Le Havre est le point d’ancrage de cette nouvelle exposition présentée au Musée du Luxembourg: Le cercle de l’art moderne.
Retour au XIXe siècle, pour rencontrer un groupe de collectionneurs, ayant prospéré dans les affaires, et qui s’est passionné pour l’art.
Parmi eux, Olivier Senn (1864-1959) dont le goût pouvait à l’époque paraître contestable pour des collecteurs classiques.
Et pourtant face aux pièces majeures de sa collection réunies, la qualité de son oeil et la cohérence de ses choix ne peuvent qu’impressionner.
Pour s’en convaincre, ce premier choc visuel avec l’œuvre Le Rayon de Félix Vallotton, exécutée en 1909.
La lumière irradie le cœur de cette toile dont les couleurs chaudes envoûtent.
Pièce rare car issue d’une collection privée, sa rencontre n’en est que plus intense.
A quelques pas de cette toile, La Valse de Vallotton de 1893 vous fera également chavirer.
Rencontrée au cours de la visite de presse, Anne Henriquet, commissaire de l’exposition et Directrice du MuMa-Musée d’art moderne André Malraux nous a fait nous arrêter devant deux œuvres du fauviste Albert Derain: Bougival et Le vieil Arbre.
L’aspect sans doute le plus déroutant n’est pas tant dans les toiles que dans le contexte de leur acquisition.
Comme nous l’explique la commissaire: “Ernest Siegfried, le beau-père d’Olivier Senn se rend au Salon des Indépendants, en 1905. Son intention est d’acheter les œuvres les plus loufoques et les plus laides de l’exposition pour les offrir à son gendre, avec lequel il ne partage pas les mêmes goûts artistiques.”
Et le plus étonnant, Olivier Senn ne refuse pas ces toiles. Bien au contraire, il les accepte, trouvant leur place légitime dans sa collection.
Il n’omettra pas de commenter à l’attention de son beau-père: “peut-être trouvez-vous que mes goûts soient mauvais, mais je vais vous montrer que je ne suis pas mauvais en affaire.”
Pour l’exemple, il achètera un portrait d’acteur datant de 1888 du peintre Van Gogh.
Une toile qu’il revendra un an et demi plus tard le triple de sa valeur.
MONET redécouvert
Anne Henriquet n’a pas résisté à partager sa redécouverte d’une œuvre majeure de Monet, faisant partie des collections du Musée du Havre.
Pour l’anecdote, en 1911, les collectionneurs Havrais avaient convaincu le peintre de vendre trois peintures au musée.
Parmi les Nymphéas, une vue de Varengeville-sur-mer, Le Parlement de Londres est exposé au Musée du Luxembourg après la rétrospective de l’artiste aux Galeries nationales du Grand Palais.

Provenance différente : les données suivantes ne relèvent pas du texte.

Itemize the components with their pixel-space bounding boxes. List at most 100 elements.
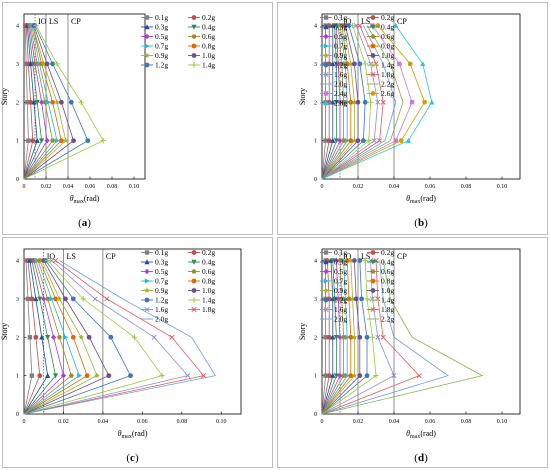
panel-c-legend-marker-1.6g: [144, 306, 150, 313]
panel-d-legend-label-2.0g: 2.0g: [334, 315, 347, 324]
panel-a-series-1.4g-point: [33, 22, 39, 29]
panel-a-ref-label-cp: CP: [71, 17, 81, 26]
panel-c-series-0.1g-point: [29, 373, 35, 378]
panel-b-ytick-label: 3: [314, 62, 317, 68]
panel-d-ref-label-ls: LS: [361, 252, 370, 261]
panel-b-series-1.0g-point: [343, 23, 348, 28]
panel-a-legend-label-0.5g: 0.5g: [155, 32, 168, 41]
panel-d-ytick-label: 3: [314, 297, 317, 303]
panel-b-legend-label-2.8g: 2.8g: [334, 99, 347, 108]
panel-b-legend-label-0.2g: 0.2g: [381, 13, 394, 22]
panel-c-series-0.4g-point: [45, 335, 51, 341]
panel-a-series-0.4g-point: [39, 138, 45, 144]
panel-b-legend-label-0.7g: 0.7g: [334, 42, 347, 51]
panel-d-legend-marker-1.2g: [323, 297, 329, 303]
panel-a-series-0.5g-point: [39, 99, 45, 106]
panel-a-legend-marker-0.4g: [191, 24, 197, 30]
panel-b-ref-label-cp: CP: [397, 17, 407, 26]
panel-d-legend-marker-0.9g: [323, 287, 329, 293]
panel-c-legend-marker-0.3g: [144, 259, 150, 265]
panel-a-legend-label-0.9g: 0.9g: [155, 51, 168, 60]
panel-a-ylabel: Story: [0, 88, 9, 105]
panel-c-legend-marker-1.2g: [144, 297, 150, 303]
panel-c-series-0.2g-point: [29, 296, 35, 302]
panel-d-series-1.6g-point: [391, 373, 397, 379]
panel-b-series-1.0g-point: [355, 138, 361, 144]
panel-d-series-0.9g-point: [349, 295, 356, 302]
panel-a-legend-label-1.2g: 1.2g: [155, 61, 168, 70]
panel-a-label: (a): [78, 217, 91, 229]
panel-b-label: (b): [414, 217, 428, 229]
panel-c-ytick-label: 0: [16, 412, 19, 418]
panel-b-legend-label-1.0g: 1.0g: [381, 51, 394, 60]
panel-a-series-0.9g-point: [54, 99, 60, 105]
panel-b-series-0.2g-point: [326, 138, 332, 144]
panel-a-legend-marker-1.2g: [144, 62, 150, 68]
panel-c-xlabel: θmax(rad): [118, 429, 148, 440]
panel-c-xtick-label: 0.10: [216, 419, 227, 425]
panel-a-series-1.4g-point: [100, 137, 106, 144]
panel-c-legend-label-1.2g: 1.2g: [155, 296, 168, 305]
panel-d-legend-label-2.2g: 2.2g: [381, 315, 394, 324]
panel-b: IO LS CP 0 0.02 0.04 0.06 0.08 0.10 0 1 2 3 4 Story θma…: [298, 13, 521, 229]
panel-d-legend-marker-0.8g: [370, 278, 376, 284]
panel-d-legend-marker-1.4g: [370, 297, 376, 303]
panel-c-plot-area: [23, 248, 242, 415]
panel-d-series-2.0g-line: [321, 260, 449, 415]
panel-c-ref-label-cp: CP: [106, 252, 116, 261]
panel-a-legend-marker-0.5g: [144, 33, 150, 40]
panel-d-series-0.4g-point: [333, 335, 339, 341]
panel-c-series-0.8g-point: [70, 334, 76, 340]
panel-c-series-0.3g-point: [45, 372, 51, 378]
panel-b-legend-marker-1.0g: [370, 53, 376, 58]
panel-b-series-1.4g-point: [367, 99, 374, 105]
panel-d-series-0.8g-point: [346, 296, 352, 302]
panel-c-legend-marker-0.4g: [191, 259, 197, 265]
panel-b-legend-marker-2.4g: [323, 91, 329, 96]
panel-d-series-1.0g-point: [357, 334, 363, 340]
panel-d-legend-marker-1.6g: [323, 306, 329, 313]
panel-b-legend-label-1.2g: 1.2g: [334, 61, 347, 70]
panel-b-xtick-label: 0.10: [497, 184, 508, 190]
panel-a-legend-label-0.1g: 0.1g: [155, 13, 168, 22]
panel-d-series-0.4g-point: [332, 296, 338, 302]
panel-b-series-2.8g-point: [420, 61, 426, 67]
panel-b-series-2.6g-point: [407, 61, 413, 67]
panel-c-legend-label-0.1g: 0.1g: [155, 248, 168, 257]
panel-c-legend-label-0.6g: 0.6g: [202, 267, 215, 276]
panel-a-legend-label-0.6g: 0.6g: [202, 32, 215, 41]
panel-c-legend-label-1.8g: 1.8g: [202, 305, 215, 314]
panel-c-legend-marker-0.9g: [144, 287, 150, 293]
panel-d-series-0.1g-point: [323, 335, 328, 340]
panel-a-xtick-label: 0.06: [85, 184, 96, 190]
panel-b-series-0.8g-point: [344, 61, 350, 67]
panel-c-legend-label-0.5g: 0.5g: [155, 267, 168, 276]
panel-c-series-1.0g-point: [86, 334, 92, 340]
panel-d-series-0.9g-point: [347, 257, 354, 263]
panel-a-legend-label-0.3g: 0.3g: [155, 23, 168, 32]
panel-b-legend-marker-0.8g: [370, 43, 376, 49]
panel-d-legend-label-0.1g: 0.1g: [334, 248, 347, 257]
panel-b-series-1.2g-point: [361, 138, 366, 144]
panel-d-legend-label-0.9g: 0.9g: [334, 286, 347, 295]
panel-d-legend-marker-0.6g: [370, 269, 376, 274]
panel-b-series-1.6g-point: [375, 99, 381, 105]
panel-a-series-0.1g-point: [25, 100, 30, 105]
panel-c-ylabel: Story: [0, 323, 9, 340]
panel-c-series-0.9g-point: [94, 372, 100, 379]
panel-d-legend-label-0.4g: 0.4g: [381, 258, 394, 267]
panel-d-xtick-label: 0.10: [497, 419, 508, 425]
panel-a-series-0.5g-point: [44, 137, 50, 144]
panel-c-series-0.6g-point: [45, 296, 51, 302]
panel-d-series-0.6g-point: [339, 296, 345, 302]
panel-a-series-1.2g-point: [85, 138, 91, 144]
panel-b-series-0.3g-point: [330, 137, 336, 143]
panel-b-legend-marker-0.1g: [323, 15, 329, 20]
panel-d-series-0.2g-point: [326, 373, 332, 379]
panel-b-series-1.4g-point: [366, 137, 372, 144]
panel-d-legend-label-0.3g: 0.3g: [334, 258, 347, 267]
panel-d-series-0.8g-point: [348, 334, 354, 340]
panel-c-series-0.8g-point: [84, 373, 90, 379]
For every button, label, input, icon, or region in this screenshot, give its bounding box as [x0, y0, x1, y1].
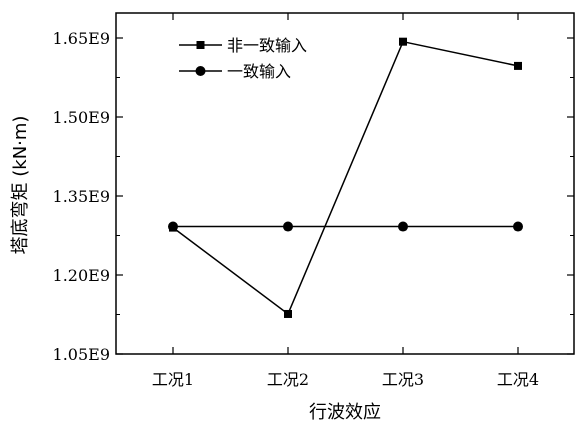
y-minor-ticks — [116, 77, 574, 315]
data-point-circle — [398, 221, 408, 232]
legend-marker-circle — [195, 66, 206, 76]
legend-label: 一致输入 — [227, 62, 291, 81]
x-axis-title: 行波效应 — [309, 402, 381, 423]
data-point-square — [284, 309, 292, 318]
x-tick-label: 工况2 — [267, 370, 309, 389]
plot-frame — [115, 12, 575, 355]
y-tick-label: 1.05E9 — [53, 345, 110, 364]
x-tick-label: 工况1 — [152, 370, 194, 389]
y-axis-title: 塔底弯矩 (kN·m) — [10, 116, 31, 255]
legend-marker-square — [196, 41, 205, 49]
y-tick-label: 1.20E9 — [53, 266, 110, 285]
x-axis-ticks: 工况1 工况2 工况3 工况4 — [152, 13, 539, 389]
data-point-square — [514, 61, 522, 70]
y-axis-ticks: 1.05E9 1.20E9 1.35E9 1.50E9 1.65E9 — [53, 29, 574, 364]
y-tick-label: 1.50E9 — [53, 108, 110, 127]
data-point-square — [399, 37, 407, 46]
data-point-circle — [168, 221, 178, 232]
x-tick-label: 工况3 — [382, 370, 424, 389]
legend-label: 非一致输入 — [227, 36, 307, 55]
y-tick-label: 1.35E9 — [53, 187, 110, 206]
y-tick-label: 1.65E9 — [53, 29, 110, 48]
series-line-1 — [172, 40, 519, 316]
x-tick-label: 工况4 — [497, 370, 539, 389]
data-point-circle — [283, 221, 293, 232]
data-point-circle — [513, 221, 523, 232]
series-layer — [168, 37, 523, 318]
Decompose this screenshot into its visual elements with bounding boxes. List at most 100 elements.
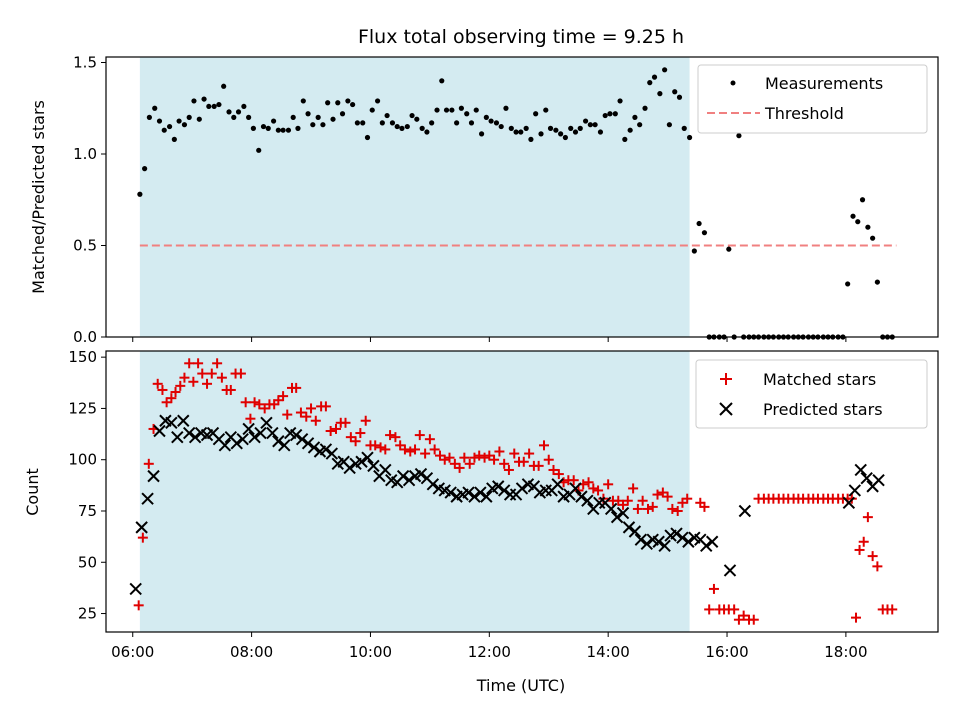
measurements-point-108 — [672, 89, 678, 95]
predicted-stars-point-102 — [854, 463, 867, 477]
matched-stars-point-56 — [399, 444, 410, 455]
measurements-point-55 — [409, 112, 415, 119]
measurements-point-9 — [181, 122, 188, 128]
predicted-stars-point-46 — [402, 474, 416, 487]
matched-stars-point-17 — [212, 358, 223, 369]
matched-stars-point-154 — [887, 604, 898, 615]
predicted-stars-point-22 — [260, 416, 273, 429]
matched-stars-point-149 — [862, 512, 873, 523]
measurements-point-148 — [870, 235, 876, 241]
ratio-legend: Measurements Threshold — [697, 64, 928, 134]
measurements-point-98 — [622, 136, 628, 142]
measurements-point-62 — [443, 107, 450, 113]
predicted-stars-point-32 — [319, 443, 333, 456]
measurements-point-71 — [488, 118, 494, 124]
matched-stars-point-40 — [320, 401, 331, 412]
matched-stars-point-4 — [152, 378, 163, 389]
measurements-point-20 — [235, 109, 242, 115]
measurements-point-94 — [602, 112, 608, 119]
measurements-point-81 — [538, 131, 544, 137]
measurements-point-87 — [568, 125, 574, 131]
counts-y-tick-label-1: 50 — [78, 553, 97, 571]
counts-plot-frame — [105, 350, 939, 633]
counts-y-axis-label: Count — [23, 468, 42, 516]
matched-stars-point-76 — [499, 458, 510, 469]
predicted-stars-point-25 — [278, 439, 291, 452]
matched-stars-point-78 — [509, 448, 520, 459]
predicted-stars-point-3 — [147, 469, 160, 483]
predicted-stars-point-40 — [367, 459, 380, 473]
ratio-panel: 0.0 0.5 1.0 1.5 Matched/Predicted stars Mea… — [29, 53, 939, 346]
measurements-point-36 — [315, 114, 321, 120]
measurements-point-42 — [345, 98, 351, 104]
matched-stars-point-67 — [454, 462, 465, 473]
x-tick-label-6: 18:00 — [824, 643, 867, 661]
predicted-stars-point-39 — [361, 451, 374, 464]
legend-measurements-marker — [730, 80, 736, 86]
predicted-stars-point-33 — [325, 447, 339, 460]
matched-stars-point-15 — [202, 378, 213, 389]
measurements-point-105 — [657, 91, 663, 97]
predicted-stars-point-4 — [153, 424, 166, 438]
measurements-point-119 — [726, 246, 732, 252]
predicted-stars-point-83 — [622, 521, 636, 534]
measurements-point-48 — [374, 98, 381, 104]
matched-stars-point-52 — [380, 444, 391, 455]
measurements-point-77 — [518, 129, 524, 135]
matched-stars-point-10 — [179, 372, 190, 383]
measurements-point-40 — [335, 100, 341, 106]
matched-stars-point-90 — [568, 475, 579, 486]
matched-stars-point-69 — [464, 458, 475, 469]
measurements-point-59 — [429, 120, 435, 126]
measurements-point-6 — [166, 123, 173, 130]
measurements-point-4 — [156, 118, 163, 124]
measurements-point-65 — [458, 105, 464, 111]
legend-predicted-label: Predicted stars — [763, 400, 883, 419]
matched-stars-point-101 — [622, 495, 633, 506]
measurements-point-100 — [632, 114, 638, 120]
matched-stars-point-146 — [850, 612, 861, 623]
x-axis-label: Time (UTC) — [476, 676, 565, 695]
predicted-stars-point-17 — [230, 437, 243, 450]
measurements-point-76 — [513, 129, 519, 135]
matched-stars-point-14 — [197, 368, 208, 379]
matched-stars-point-36 — [301, 411, 312, 422]
measurements-point-92 — [592, 122, 598, 128]
measurements-point-33 — [300, 98, 306, 104]
matched-stars-point-26 — [254, 399, 265, 410]
predicted-stars-point-59 — [480, 490, 493, 503]
predicted-stars-point-30 — [307, 441, 321, 454]
measurements-point-82 — [543, 107, 549, 113]
predicted-stars-point-9 — [182, 426, 196, 440]
measurements-point-114 — [701, 230, 708, 236]
matched-stars-point-115 — [699, 501, 710, 512]
matched-stars-point-113 — [682, 493, 693, 504]
predicted-stars-point-29 — [301, 437, 315, 450]
predicted-stars-point-85 — [634, 533, 648, 546]
measurements-point-15 — [211, 103, 217, 110]
predicted-stars-point-76 — [581, 494, 594, 507]
matched-stars-point-50 — [370, 440, 381, 451]
measurements-point-64 — [454, 120, 460, 126]
measurements-point-47 — [369, 107, 375, 113]
counts-y-ticks: 25 50 75 100 125 150 — [68, 348, 106, 623]
ratio-y-tick-label-2: 1.0 — [73, 145, 97, 163]
measurements-point-14 — [206, 103, 212, 110]
measurements-point-29 — [280, 127, 286, 133]
matched-stars-point-68 — [459, 452, 470, 463]
matched-stars-point-13 — [193, 358, 204, 369]
matched-stars-point-46 — [350, 436, 361, 447]
predicted-stars-point-18 — [236, 432, 249, 446]
matched-stars-point-48 — [360, 415, 371, 426]
matched-stars-point-70 — [469, 452, 480, 463]
matched-stars-point-53 — [385, 430, 396, 441]
ratio-marks — [137, 67, 897, 340]
predicted-stars-point-80 — [604, 502, 618, 516]
matched-stars-point-71 — [474, 450, 485, 461]
measurements-point-13 — [201, 96, 207, 102]
measurements-point-54 — [404, 123, 410, 130]
matched-stars-point-109 — [662, 491, 673, 502]
predicted-stars-point-86 — [640, 537, 654, 551]
predicted-stars-point-24 — [272, 435, 285, 448]
predicted-stars-point-105 — [872, 474, 885, 487]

La commissaire de l’exposition de poursuivre:
“Cette œuvre, je la connais par cœur. Dans le musée, la lumière naturelle entre généreusement. Mais le brouillard, le fog est épais et immobile.
Avec la lumière de Philippe Collet, le brouillard est en train de se dissiper, il y a une promesse de soleil.
C’est un paradoxe total.
Pourquoi une lumière artificielle arrive autant à faire vibrer une œuvre?”
Dans l’intimité des collections
Parmi les paysages et autres vues normandes, une section de l’exposition s’attache aux goûts des collectionneurs pour des natures plus charnelles.
Il n’est pas anodin de souligner le retour de l’œuvre d’Albert Marquel sur les cimaises du Musée du Luxembourg.
La Femme Blonde acquise par Olivier Senn est particulière.
Hélène Senn-Foulds, petite-fille d’Olivier Sen, a rappelé lors de la donation de la collection de son grand-père que la photo de son baptême avait été prise à l’époque sous cette toile. Il est fort à penser que l’œuvre était trop scandaleuse, d’autant plus pour une famille protestante. Et qu’elle a conduit son propriétaire à en faire don au Musée en 1939.
Comme nous le rappelle Anne Henriquet: “collectionner c’est quelque chose de profondément personnel. Et les œuvres qui l’a constitue vont peupler un univers intime.”
La passion de ceux qui les réunissent est telle qu’elle peut se finir de manière tragique.
Georges Dusseil, autre collectionneur havrais a dû se séparer de sa collection en 1925 pour éponger des dettes, en est mort.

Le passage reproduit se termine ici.